By Father Joseph Breighner

Early in Lent a saintly, elderly nun asked me if I would hear her confession. I told her I would be honored to do that. She prefaced her confession, however, by saying: “Father Joe, for the life of me I can’t think of anything I’ve done wrong.”

I replied: “Sister, I’ve never had that problem.”

Lent is a time to celebrate the sacrament of reconciliation, what we popularly call confession. It is an opportunity to let go of the baggage that weighs our spirits down, and to allow God’s life to flow more fully in us and through us.

During Lent, I was privileged to join four of my brother priests for a celebration of reconciliation – a penance service – for the retired sisters and staff at Villa Assumpta. The opening prayer of that service is worth repeating and meditating on.

Create a clean heart in me, O God. Dust off the unmindful activity that constantly collects there. De-clutter my heart from harsh judgments and negativity. Wash away my resistance to working through difficult relationships. Rinse off my unloving so the beauty of my generous and kind heart can shine forth. Remove whatever keeps me from following in your compassionate footsteps. Amen.

There are so many wonderful messages in that prayer. A clean heart doesn’t just mean a heart free from sin, but a heart that is open to all the ways that God can enter our lives. Most of us have lives filled with unmindful activity. We just go through life on automatic. So many sights and sounds bombard our senses from television, computers, magazines and newspapers. Without mindfulness – a mind that is fully aware of God’s constant presence – we simply become zombies, molded by our culture and by our culture’s values.
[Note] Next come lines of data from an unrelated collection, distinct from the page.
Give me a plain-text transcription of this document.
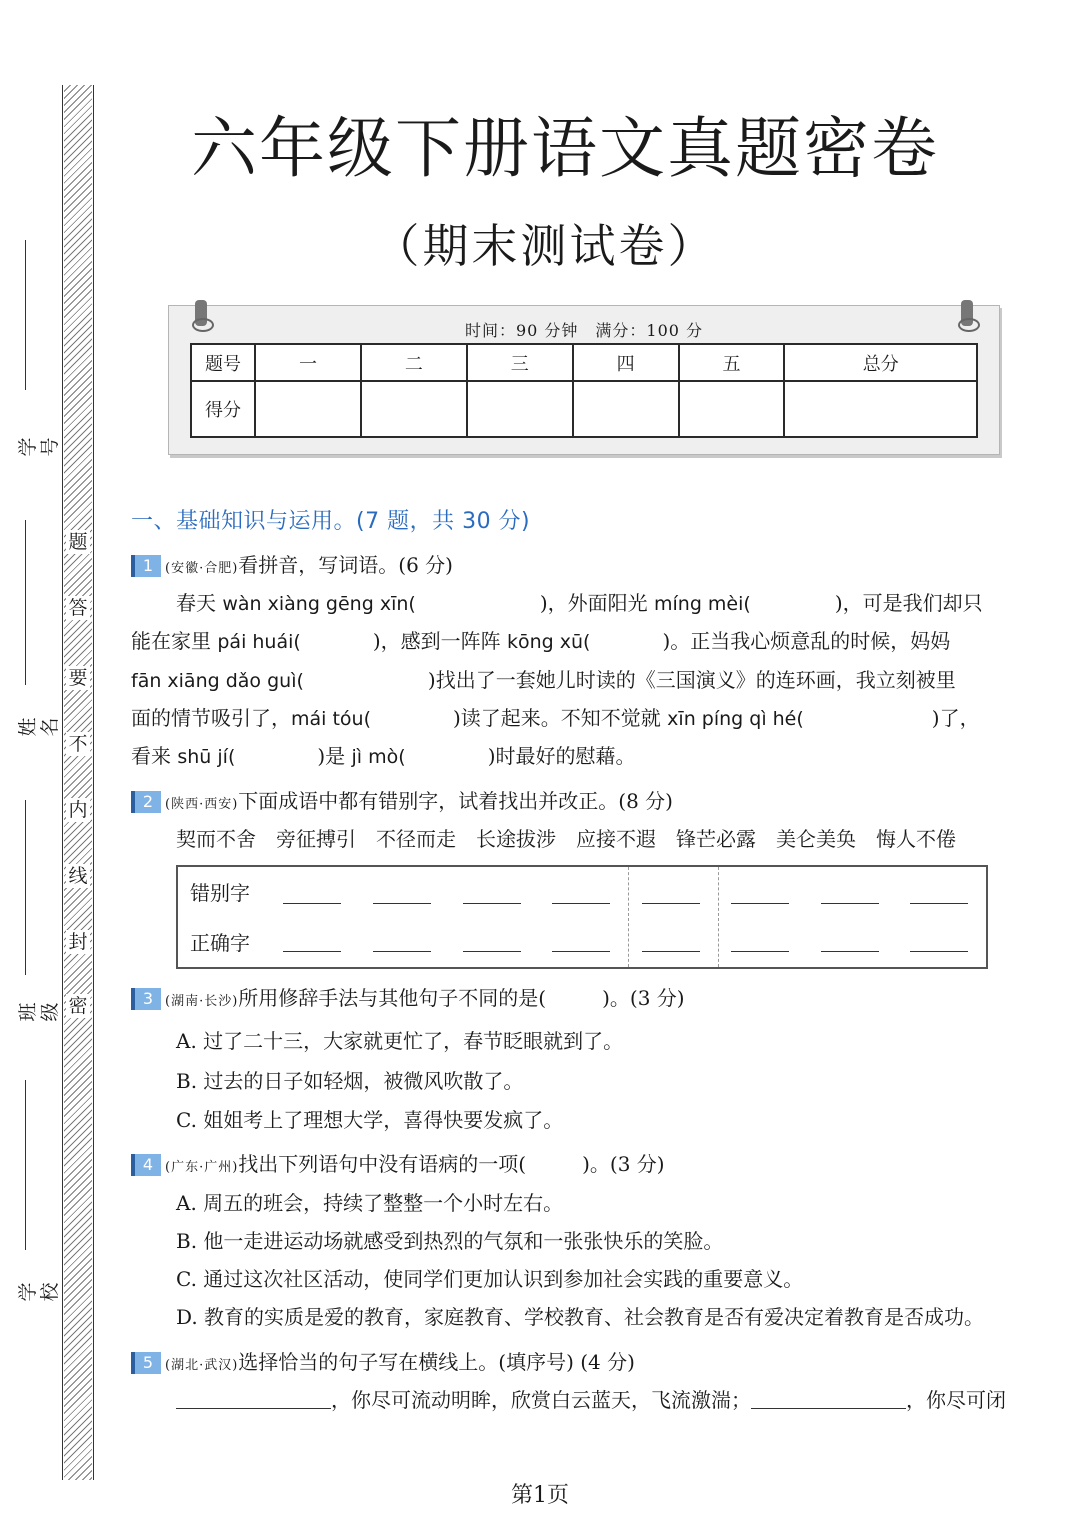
题
答
要
不
内
线
封
密
学号
姓名
班级
学校
六年级下册语文真题密卷
（期末测试卷）
时间：90 分钟　满分：100 分
题号	一	二	三	四	五	总分
得分						
一、基础知识与运用。(7 题，共 30 分)
1 (安徽·合肥)看拼音，写词语。(6 分)
春天 wàn xiàng gēng xīn(	)，外面阳光 míng mèi(	)，可是我们却只
能在家里 pái huái(	)，感到一阵阵 kōng xū(	)。正当我心烦意乱的时候，妈妈
fān xiāng dǎo guì(	)找出了一套她儿时读的《三国演义》的连环画，我立刻被里
面的情节吸引了，mái tóu(	)读了起来。不知不觉就 xīn píng qì hé(	)了，
看来 shū jí(	)是 jì mò(	)时最好的慰藉。
2 (陕西·西安)下面成语中都有错别字，试着找出并改正。(8 分)
契而不舍　旁征搏引　不径而走　长途拔涉　应接不遐　锋芒必露　美仑美奂　悔人不倦
错别字
正确字
3 (湖南·长沙)所用修辞手法与其他句子不同的是(	)。(3 分)
A. 过了二十三，大家就更忙了，春节眨眼就到了。
B. 过去的日子如轻烟，被微风吹散了。
C. 姐姐考上了理想大学，喜得快要发疯了。
4 (广东·广州)找出下列语句中没有语病的一项(	)。(3 分)
A. 周五的班会，持续了整整一个小时左右。
B. 他一走进运动场就感受到热烈的气氛和一张张快乐的笑脸。
C. 通过这次社区活动，使同学们更加认识到参加社会实践的重要意义。
D. 教育的实质是爱的教育，家庭教育、学校教育、社会教育是否有爱决定着教育是否成功。
5 (湖北·武汉)选择恰当的句子写在横线上。(填序号) (4 分)
，你尽可流动明眸，欣赏白云蓝天，飞流激湍；	，你尽可闭
第1页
And don’t we all need to be decluttered from harsh judgments and negativity? As I’ve said so often in this column, we so easily identify with our egos – our mind-body entities – and forget entirely the deeper reality that we are also spirit. In fact, we carry within us the Spirit of God. It’s that presence of God within us that needs to be nourished with God’s word and the body and blood of Christ.

Our human minds are programmed to be negative. Next to judging and beating ourselves up in our own minds, we love to judge and blame others. Most of our newscasts and talk shows are negative. Lent is a time to de-clutter and minimize our exposure to the media. Just be mindful that we are inhaling negativity in so many forms from our media. We deserve to treat ourselves better, and to take time for silence, for noticing beauty, inner peace and joy. The Kingdom of God really is within us, as Jesus said, but most of us are pulled out of ourselves looking for happiness and fulfillment in the world – a world which can never deliver such happiness. As one mystic put it: “For every ounce of pleasure we take from the world, we get a pound of pain.”

My favorite line from the prayer, perhaps, is about rinsing off unloving so the beauty of a generous and kind heart can shine through.

We are made in God’s image and likeness. We are by God’s design made to be loving. We are literally made of love since we are made in the divine image of God who is love. And yet our culture would have us forget who we are. So would the devil. His whispering temptation got Adam and Eve to doubt God. Satan would do the same in our culture.

You and I are, by design, kind, good, loving, forgiving, generous and courageous. Sin is forgetting who we are. Lent is a time to be reconciled to God, reconciled to the divine within all of us. All we have to do is confess, to let go of what is not of God, and allow God to shine through our lives.